Kopten fürchten „Schutzangebote“ von Militär und Moslembrüdern
(Kairo) Der “arabische Frühling“ Ägyptens verblüht zusehends unter dem Einfluß von Militär und Islamisten. Die Kopten des Landes am Nil fürchten mit dem Nahen des orthodoxen Weihnachtsfestes (6. Januar) neue Attentate. Sowohl die Moslembrüder als auch das ägyptische Militär überschlagen sich derzeit mit Schutzerklärungen für die Christen des Landes.
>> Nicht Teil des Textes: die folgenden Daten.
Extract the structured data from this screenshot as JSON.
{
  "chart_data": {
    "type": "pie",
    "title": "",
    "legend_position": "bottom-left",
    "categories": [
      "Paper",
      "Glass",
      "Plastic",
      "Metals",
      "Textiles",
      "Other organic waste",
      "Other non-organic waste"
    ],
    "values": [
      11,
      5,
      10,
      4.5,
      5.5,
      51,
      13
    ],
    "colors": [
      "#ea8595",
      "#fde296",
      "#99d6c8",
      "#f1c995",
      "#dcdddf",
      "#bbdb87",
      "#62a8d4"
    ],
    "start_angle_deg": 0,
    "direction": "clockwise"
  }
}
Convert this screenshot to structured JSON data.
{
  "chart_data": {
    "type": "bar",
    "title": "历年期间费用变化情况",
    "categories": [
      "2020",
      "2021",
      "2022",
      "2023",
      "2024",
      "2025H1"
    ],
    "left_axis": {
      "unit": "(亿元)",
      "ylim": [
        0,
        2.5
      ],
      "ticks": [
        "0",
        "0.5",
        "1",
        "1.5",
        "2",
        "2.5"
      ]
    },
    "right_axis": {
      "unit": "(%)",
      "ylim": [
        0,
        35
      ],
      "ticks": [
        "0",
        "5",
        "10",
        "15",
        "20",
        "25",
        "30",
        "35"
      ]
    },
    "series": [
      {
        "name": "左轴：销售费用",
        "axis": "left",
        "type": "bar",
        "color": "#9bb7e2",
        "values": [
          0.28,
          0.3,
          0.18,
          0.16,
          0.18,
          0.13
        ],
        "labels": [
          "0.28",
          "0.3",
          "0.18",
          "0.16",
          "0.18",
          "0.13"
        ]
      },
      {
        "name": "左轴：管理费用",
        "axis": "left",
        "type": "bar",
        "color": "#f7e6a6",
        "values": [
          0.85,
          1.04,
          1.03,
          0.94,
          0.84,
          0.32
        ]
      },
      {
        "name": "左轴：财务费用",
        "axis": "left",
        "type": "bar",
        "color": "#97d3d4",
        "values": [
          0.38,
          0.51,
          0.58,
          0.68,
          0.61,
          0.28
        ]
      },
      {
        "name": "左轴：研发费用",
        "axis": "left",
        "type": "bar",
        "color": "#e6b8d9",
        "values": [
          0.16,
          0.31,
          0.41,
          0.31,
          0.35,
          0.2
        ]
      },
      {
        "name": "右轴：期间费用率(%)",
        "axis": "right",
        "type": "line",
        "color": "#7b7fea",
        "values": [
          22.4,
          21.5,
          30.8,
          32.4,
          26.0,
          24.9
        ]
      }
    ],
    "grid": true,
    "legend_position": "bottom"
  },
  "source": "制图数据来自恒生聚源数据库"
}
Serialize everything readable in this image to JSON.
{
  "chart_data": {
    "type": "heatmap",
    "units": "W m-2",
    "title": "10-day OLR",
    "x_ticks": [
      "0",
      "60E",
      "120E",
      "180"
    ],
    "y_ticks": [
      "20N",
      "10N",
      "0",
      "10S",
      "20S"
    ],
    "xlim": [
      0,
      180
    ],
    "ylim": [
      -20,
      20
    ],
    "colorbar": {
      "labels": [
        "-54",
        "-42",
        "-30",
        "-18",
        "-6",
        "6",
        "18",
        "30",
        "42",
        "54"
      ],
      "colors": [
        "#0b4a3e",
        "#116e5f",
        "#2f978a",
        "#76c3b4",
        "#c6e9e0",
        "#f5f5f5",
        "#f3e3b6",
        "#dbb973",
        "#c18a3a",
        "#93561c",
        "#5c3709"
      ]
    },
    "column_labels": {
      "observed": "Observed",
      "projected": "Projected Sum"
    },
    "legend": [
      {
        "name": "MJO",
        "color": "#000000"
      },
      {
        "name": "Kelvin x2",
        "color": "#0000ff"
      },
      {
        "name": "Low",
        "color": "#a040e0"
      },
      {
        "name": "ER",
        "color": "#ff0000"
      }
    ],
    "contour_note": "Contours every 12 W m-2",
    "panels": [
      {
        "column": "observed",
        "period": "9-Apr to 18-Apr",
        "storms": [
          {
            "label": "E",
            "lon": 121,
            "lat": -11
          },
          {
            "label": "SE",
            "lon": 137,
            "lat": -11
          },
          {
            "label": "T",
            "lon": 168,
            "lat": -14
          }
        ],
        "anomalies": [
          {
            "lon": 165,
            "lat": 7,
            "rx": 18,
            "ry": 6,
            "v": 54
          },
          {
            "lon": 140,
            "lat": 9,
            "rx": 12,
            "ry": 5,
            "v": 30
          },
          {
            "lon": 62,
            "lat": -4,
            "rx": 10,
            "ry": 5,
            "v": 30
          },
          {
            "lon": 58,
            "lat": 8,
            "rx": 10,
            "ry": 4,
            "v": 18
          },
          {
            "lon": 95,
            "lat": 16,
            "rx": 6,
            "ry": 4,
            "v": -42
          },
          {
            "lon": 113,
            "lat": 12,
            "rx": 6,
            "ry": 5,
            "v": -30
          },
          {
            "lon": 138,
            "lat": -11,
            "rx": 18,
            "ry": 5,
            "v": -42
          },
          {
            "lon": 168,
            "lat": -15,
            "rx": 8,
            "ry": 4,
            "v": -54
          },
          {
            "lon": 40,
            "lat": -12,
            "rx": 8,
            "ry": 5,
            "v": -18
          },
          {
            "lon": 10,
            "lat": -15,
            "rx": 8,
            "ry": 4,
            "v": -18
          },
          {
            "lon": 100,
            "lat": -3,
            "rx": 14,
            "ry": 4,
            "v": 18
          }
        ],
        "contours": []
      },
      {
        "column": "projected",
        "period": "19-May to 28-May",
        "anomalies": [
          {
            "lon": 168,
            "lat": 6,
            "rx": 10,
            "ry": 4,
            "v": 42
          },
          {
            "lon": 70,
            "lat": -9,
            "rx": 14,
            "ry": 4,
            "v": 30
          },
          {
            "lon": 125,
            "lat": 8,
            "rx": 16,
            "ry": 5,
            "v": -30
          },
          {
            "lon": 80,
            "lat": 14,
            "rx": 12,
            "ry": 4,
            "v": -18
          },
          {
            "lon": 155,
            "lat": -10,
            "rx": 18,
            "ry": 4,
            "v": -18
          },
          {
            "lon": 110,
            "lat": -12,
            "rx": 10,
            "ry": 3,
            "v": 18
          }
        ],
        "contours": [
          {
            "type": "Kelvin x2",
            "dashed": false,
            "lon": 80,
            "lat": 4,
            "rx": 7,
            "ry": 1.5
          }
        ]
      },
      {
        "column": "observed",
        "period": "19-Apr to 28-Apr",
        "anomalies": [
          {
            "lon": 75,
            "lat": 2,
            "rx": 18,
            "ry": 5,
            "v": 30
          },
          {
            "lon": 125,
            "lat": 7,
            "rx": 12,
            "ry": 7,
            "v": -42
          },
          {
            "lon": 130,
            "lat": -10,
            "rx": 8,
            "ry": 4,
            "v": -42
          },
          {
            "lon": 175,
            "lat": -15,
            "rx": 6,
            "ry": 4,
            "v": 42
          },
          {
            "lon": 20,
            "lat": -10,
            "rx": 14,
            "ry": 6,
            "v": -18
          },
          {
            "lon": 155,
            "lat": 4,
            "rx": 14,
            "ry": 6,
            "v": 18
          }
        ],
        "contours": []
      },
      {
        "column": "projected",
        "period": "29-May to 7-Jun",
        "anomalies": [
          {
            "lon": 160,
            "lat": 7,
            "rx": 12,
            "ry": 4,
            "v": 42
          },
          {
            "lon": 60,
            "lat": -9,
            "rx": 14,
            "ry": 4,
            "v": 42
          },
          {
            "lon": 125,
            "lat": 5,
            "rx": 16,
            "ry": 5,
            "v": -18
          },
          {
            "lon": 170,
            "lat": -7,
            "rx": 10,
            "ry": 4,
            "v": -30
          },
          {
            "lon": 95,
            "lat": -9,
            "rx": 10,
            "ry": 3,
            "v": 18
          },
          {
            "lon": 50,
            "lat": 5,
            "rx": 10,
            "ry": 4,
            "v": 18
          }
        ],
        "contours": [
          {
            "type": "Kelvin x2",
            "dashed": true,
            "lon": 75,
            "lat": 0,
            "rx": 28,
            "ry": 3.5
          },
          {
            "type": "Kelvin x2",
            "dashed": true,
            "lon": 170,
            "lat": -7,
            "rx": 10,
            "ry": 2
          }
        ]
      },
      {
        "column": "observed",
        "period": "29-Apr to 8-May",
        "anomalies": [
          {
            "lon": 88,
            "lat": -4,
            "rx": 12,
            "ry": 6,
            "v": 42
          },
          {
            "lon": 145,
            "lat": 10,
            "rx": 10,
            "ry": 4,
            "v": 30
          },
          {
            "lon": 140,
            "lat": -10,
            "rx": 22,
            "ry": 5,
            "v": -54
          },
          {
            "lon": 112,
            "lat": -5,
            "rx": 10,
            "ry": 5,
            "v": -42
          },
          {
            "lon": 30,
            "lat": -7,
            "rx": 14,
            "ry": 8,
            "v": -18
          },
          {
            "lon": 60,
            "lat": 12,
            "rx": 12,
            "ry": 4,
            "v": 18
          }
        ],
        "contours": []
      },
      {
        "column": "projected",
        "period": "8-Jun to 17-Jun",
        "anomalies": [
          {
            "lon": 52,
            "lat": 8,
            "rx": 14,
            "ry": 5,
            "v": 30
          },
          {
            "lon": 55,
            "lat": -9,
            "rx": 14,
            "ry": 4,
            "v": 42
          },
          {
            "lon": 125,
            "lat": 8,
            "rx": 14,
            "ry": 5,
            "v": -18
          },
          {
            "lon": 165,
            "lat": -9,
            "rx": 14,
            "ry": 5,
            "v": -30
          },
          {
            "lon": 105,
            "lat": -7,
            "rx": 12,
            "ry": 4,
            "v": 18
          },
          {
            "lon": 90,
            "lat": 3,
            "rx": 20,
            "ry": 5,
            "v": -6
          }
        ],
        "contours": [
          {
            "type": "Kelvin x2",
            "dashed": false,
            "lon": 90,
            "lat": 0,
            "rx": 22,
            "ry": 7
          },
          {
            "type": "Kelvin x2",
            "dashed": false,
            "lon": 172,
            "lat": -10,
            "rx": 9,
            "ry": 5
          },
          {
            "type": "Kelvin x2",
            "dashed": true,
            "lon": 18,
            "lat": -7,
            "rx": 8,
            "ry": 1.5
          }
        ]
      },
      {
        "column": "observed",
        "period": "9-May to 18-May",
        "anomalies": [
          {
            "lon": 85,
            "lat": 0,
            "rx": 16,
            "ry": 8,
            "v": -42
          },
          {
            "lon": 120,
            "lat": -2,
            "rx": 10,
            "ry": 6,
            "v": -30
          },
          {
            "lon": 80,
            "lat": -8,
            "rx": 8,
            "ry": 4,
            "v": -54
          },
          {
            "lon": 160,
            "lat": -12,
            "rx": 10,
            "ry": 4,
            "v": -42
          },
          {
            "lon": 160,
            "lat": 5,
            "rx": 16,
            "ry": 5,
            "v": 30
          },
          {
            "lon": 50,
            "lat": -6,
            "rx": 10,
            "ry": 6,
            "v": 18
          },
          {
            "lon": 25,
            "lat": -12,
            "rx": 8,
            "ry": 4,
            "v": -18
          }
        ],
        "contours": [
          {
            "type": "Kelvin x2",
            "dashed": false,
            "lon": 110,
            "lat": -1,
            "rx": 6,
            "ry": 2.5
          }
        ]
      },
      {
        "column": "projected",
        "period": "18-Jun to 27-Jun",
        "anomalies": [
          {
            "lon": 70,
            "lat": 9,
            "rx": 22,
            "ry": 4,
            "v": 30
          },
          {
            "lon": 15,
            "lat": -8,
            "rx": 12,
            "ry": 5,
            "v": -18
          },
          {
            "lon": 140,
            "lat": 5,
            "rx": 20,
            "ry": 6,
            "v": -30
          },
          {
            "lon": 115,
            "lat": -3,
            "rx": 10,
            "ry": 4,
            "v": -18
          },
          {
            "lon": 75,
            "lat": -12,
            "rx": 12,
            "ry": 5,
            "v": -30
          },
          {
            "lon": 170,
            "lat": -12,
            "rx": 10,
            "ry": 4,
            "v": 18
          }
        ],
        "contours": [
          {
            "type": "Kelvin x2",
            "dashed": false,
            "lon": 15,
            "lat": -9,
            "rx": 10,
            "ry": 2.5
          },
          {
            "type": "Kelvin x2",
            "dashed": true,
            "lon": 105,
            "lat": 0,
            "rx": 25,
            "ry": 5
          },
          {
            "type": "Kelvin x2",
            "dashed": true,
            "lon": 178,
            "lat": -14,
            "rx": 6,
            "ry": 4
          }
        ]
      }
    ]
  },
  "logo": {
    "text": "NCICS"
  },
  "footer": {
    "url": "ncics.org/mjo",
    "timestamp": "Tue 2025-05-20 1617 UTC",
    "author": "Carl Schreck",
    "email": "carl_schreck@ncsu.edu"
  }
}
Die Angebote werden von den Christen mit großes Skepsis aufgenommen. Sie fürchten eine „erdrückende Umarmung“.
Das Militär führte eine Razzia gegen 17 ausländische Menschenrechtsorganisationen durch, darunter auch gegen die Caritas. Als Begründung nannte das Militär den „Verdacht“, die Mitarbeiter dieser Hilfsorganisationen seien ohne Arbeitserlaubnis in Ägypten tätig. Der Sprecher der katholischen Kirche erklärte in Anspielung auf das Schutzangebot des Militärs: „Die Militärs denken nur daran, sich selbst und ihre Macht zu schützen.“ Zehn Monate nach dem Sturz von Staatspräsident Hosni Mubarak ist Ägypten zerrissener und unsicherer denn je. Es herrscht die Befürchtung, daß das Militär vor dem ersten Jahrestag des „arabischen Frühlings“ am 27. Januar das Land in ein Chaos zu stürzen versucht.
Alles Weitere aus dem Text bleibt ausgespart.